At first I sat by myself at lunch, sure that no one would want a tan Earther sitting with them, but, to my surprise, Cox grabbed my shoulder and gestured over to a table where Todd, Timmet, Trager and a few others from the night before sat.
As I joined them, I heard discussion of last night’s exploits—rehashing, bragging, hyperbolizing. Cox cut in, explaining how heroic I was when I smashed officer piggy’s teeth in.
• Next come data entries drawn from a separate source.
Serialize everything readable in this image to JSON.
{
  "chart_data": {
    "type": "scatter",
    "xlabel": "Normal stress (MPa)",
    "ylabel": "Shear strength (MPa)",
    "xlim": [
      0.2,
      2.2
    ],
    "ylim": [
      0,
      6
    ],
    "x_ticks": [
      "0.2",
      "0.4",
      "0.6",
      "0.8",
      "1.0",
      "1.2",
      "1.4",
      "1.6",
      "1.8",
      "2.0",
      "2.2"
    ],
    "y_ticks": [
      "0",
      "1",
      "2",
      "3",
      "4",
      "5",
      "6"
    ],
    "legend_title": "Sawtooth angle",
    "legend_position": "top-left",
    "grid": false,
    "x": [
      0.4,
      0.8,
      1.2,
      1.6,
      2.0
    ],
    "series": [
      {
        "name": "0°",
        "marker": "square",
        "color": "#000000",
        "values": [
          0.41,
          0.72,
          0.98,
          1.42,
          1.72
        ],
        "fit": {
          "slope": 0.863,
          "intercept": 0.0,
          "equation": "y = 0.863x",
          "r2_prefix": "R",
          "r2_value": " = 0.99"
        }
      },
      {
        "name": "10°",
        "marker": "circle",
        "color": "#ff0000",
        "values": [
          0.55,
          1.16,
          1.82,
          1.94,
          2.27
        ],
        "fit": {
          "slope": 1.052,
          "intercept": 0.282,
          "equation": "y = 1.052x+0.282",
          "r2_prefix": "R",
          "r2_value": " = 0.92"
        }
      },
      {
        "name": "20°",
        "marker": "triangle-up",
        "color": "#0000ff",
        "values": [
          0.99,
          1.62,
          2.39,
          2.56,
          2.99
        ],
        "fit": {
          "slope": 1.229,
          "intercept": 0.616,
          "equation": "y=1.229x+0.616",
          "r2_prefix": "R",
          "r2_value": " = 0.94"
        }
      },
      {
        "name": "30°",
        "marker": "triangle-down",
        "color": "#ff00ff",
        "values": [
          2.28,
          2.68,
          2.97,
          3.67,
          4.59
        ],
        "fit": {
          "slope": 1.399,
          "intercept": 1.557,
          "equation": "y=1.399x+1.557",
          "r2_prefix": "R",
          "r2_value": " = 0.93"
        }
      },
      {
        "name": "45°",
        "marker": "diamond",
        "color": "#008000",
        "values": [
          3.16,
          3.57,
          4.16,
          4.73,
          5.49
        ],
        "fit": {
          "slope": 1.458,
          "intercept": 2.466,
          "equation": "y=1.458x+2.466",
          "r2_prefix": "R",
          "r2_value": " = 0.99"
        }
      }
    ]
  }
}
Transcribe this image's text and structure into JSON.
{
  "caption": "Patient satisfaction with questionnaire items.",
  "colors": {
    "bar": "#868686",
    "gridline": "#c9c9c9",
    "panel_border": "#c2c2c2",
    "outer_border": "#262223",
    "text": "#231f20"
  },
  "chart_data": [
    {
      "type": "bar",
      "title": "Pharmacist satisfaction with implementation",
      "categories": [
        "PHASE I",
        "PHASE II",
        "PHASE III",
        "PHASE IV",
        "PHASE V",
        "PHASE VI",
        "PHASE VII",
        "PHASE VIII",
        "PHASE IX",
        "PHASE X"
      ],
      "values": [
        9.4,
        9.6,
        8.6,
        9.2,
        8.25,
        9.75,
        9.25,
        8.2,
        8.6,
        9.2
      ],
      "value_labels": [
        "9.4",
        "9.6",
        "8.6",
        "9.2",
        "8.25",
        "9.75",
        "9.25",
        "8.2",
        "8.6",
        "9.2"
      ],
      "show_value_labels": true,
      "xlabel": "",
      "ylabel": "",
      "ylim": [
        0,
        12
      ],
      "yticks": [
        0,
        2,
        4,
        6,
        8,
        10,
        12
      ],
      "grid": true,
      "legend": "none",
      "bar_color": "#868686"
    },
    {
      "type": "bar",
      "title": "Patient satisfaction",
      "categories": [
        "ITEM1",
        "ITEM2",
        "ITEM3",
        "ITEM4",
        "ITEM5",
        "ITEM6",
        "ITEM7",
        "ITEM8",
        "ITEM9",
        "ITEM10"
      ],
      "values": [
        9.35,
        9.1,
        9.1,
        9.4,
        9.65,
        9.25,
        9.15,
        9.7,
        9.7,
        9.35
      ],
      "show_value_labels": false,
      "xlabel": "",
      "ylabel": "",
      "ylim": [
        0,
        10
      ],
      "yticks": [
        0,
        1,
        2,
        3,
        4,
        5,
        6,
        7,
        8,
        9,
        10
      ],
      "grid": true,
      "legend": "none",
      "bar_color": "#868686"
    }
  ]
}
After that the other boys seemed more accepting of me, listening when I spoke, giving the occasional nod.
By the time lunch was dismissed, they had begun planning another show, but this one was something new, not the same dying planet from another angle.
Reluctantly, I ambled to class, a dark boy in a scuffed hallway full of skulking corpses, my mind fixed on skipping, wondering what the new show might be—Cox, Timmet and Trager had kept me out of the loop. In class I sat in a listing chair, impatiently leaning back from my desk, not listening to some teach chew the side of her mouth. Suddenly, I felt a kick on my tailbone, hard enough to sting. I glanced back; it took me a second, but I recognized the girl from last night’s show.
She winked a pale-blue eye. Her hair was dyed darker than my natural color; it shimmered purple if the light caught it just right. She wore a splash of cherry lipstick, and I spotted tattoos swirling up the side of her neck: a few colorful planets, some stylized stars and a spiraling galaxy—not the sort of ink you’d find on Earth.